Nganje, F. (2015) · United Nations University Centre for Policy Research
The ongoing changes in the development cooperation landscape, brought about to a large extent by the growing influence of so-called emerging donors from the global South, coincide with an equally significant process of transformation in the inter-state system, which has seen non-state and sub-state actors assume prominence in global affairs. This development is perhaps best captured by the ‘complex interdependence’ perspective pioneered by Robert Keohane and Joseph Nye, which conceptualizes contemporary world affairs as a combination of traditional inter-state relations and a web of transnational and transgovernmental exchanges between an expanding cast of actors.

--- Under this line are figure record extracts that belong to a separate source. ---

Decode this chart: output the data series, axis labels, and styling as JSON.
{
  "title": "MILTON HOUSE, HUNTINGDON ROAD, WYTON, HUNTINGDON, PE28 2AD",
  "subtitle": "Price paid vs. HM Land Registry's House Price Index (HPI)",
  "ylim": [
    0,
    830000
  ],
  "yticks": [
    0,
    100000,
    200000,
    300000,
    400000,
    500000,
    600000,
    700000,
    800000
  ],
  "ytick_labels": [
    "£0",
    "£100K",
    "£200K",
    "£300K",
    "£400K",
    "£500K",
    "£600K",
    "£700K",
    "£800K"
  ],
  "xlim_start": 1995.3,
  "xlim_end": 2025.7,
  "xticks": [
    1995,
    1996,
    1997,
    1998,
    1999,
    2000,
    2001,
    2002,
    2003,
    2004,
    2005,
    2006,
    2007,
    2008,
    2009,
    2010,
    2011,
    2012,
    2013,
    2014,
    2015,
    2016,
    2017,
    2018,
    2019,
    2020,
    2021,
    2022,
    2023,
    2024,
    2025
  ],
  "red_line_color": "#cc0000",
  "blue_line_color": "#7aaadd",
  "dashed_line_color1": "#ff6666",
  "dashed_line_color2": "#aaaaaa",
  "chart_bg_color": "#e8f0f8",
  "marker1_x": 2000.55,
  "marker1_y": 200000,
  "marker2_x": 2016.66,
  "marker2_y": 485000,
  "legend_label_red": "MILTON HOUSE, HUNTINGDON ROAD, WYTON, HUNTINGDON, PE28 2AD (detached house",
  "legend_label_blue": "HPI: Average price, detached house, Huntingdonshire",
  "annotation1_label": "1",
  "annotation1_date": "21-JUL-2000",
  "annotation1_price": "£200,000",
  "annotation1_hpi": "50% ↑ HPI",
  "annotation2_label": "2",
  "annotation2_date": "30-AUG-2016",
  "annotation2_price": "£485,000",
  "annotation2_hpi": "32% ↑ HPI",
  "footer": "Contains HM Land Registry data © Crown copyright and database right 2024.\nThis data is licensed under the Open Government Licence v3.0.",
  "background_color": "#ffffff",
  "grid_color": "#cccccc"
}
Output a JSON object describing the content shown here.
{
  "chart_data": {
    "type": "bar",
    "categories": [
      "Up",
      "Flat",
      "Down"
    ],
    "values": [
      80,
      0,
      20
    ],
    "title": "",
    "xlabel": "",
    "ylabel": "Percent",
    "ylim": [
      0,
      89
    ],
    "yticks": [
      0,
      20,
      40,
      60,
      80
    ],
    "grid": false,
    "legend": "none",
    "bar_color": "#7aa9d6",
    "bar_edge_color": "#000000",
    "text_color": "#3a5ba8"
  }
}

This new global environment has been occasioned by far-reaching technological advances, especially in the areas of transport and communication, as well as a broadening of the post-Cold War diplomatic agenda to include issues of ‘low politics’.1 As a function of this interdependence, or what some have described as a system of perforated sovereignties,2 local governments have emerged as important players on the global stage.3 As territorial sub-state actors, local governments bring to the new multi-layered diplomatic environment a unique international identity, which combines features of sovereignty-bound and sovereignty-free actors.4 This hybridity affords local governments the leeway to be more pragmatic and innovative than national governments in their foreign relations, while still benefiting from some of the policy tools, diplomatic networks and legitimacy that come with being a state actor. It is not surprising, therefore, that efforts by western aid agencies to improve their development interventions in the developing world in the 1980s and 1990s quickly embraced local governments and their associations as aid delivery agents.
The concept of decentralized cooperation emerged in this context to describe mostly donor-funded cooperation between local governments in the North and their southern counterparts, for purposes of supporting local development in the latter.5 Although decentralized cooperation was conceived within the framework of North-South cooperation, it has in recent times not only adapted to the new discourse on development cooperation, but also increasingly taken the form of collaboration between local governments in the global South. This paper examines the evolution and current practice of decentralized cooperation against the backdrop of ongoing transformations in the field of development cooperation, and reflects on the implications of this mode of cooperation for the UN’s peace and development agenda. It argues that in its contemporary rendition, decentralized cooperation embodies much of the current consensus on development cooperation and, therefore, offers the UN and other development actors a complementary mechanism for achieving the 2030 Agenda for Sustainable Development.